医生很快就到了,帮他表面的伤上了药后,又帮他把脸颊的伤口上了药,随后是手心。

习惯要脱他衣服检查身上有无伤口时,又被旁边犹如死神一般盯着他的萧妄呵斥住。

医生欲哭无泪,背过身等萧妄亲自检查无特别伤口后,才被放走。出去时,医生整个背部都是汗湿的,那个少年的眼神实在太可怕了。

看他的时候就像在看一个死人。

萧妄坐在床边,静静观察他的睡颜,帮他把皱起的眉舒展,手指勾勒他面部的轮廓。

期间余念一直没有醒来,萧妄帮他掖好被角,便轻手轻脚的离开房间。下了楼,就看见他的舅舅坐在大厅沙发上。

男人坐在椅子上抽着雪茄,看到他出来,露出一个暧昧的笑容。

"你终于下来了,大侄子,这小朋友是你男朋友吗?"魏其看了眼手表,他已经等了将近两个小时了。

"是。"萧妄直截了当的告诉他。

魏其猛吸了口烟,道:"你妈知道你是同性恋吗?""不知道。"萧妄走过去,把他的烟掐灭,"他不喜欢烟味。""好吧。
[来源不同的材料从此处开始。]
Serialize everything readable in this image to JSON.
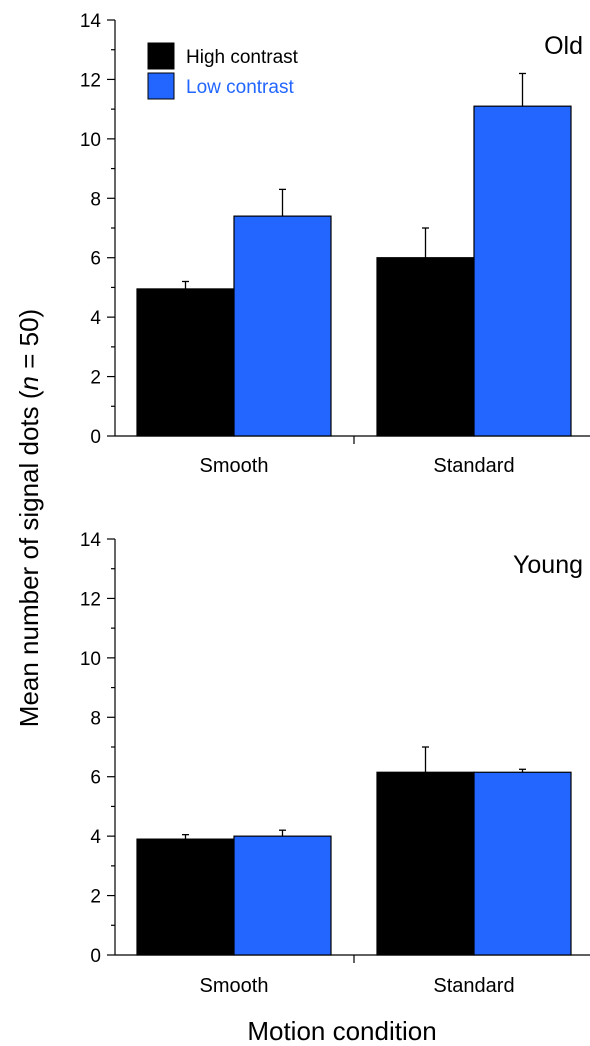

"魏其无奈的摇头,"最好别让你妈知道,小心她棒打鸳鸯,你知道的,她有时候很不讲道理。""我知道。"魏其呵呵笑:"我把他废了,以后他那破烂玩意就不能用了,你觉得还满意吗?要不要过去补两脚?""不用了,我怕闹出人命。"萧妄沉默的坐下,此时静下心来后,他心里还是一阵后怕,如果他再晚来一步,如果那变态的动作再快点被担忧掩盖的恐惧从水里渐渐浮现在水面,他都不敢细想。

他双手撑在膝盖上,脸埋在掌心中,肩膀开始轻轻颤抖,随着时间推移,颤抖的更加严重。

魏其惊讶的睁大眼睛,他大侄子竟然哭了?这个从三岁起就没有哭过的,成熟的让人心疼的大侄子,竟然真的哭了。

安静空旷的别墅,响起了轻微的啜泣声。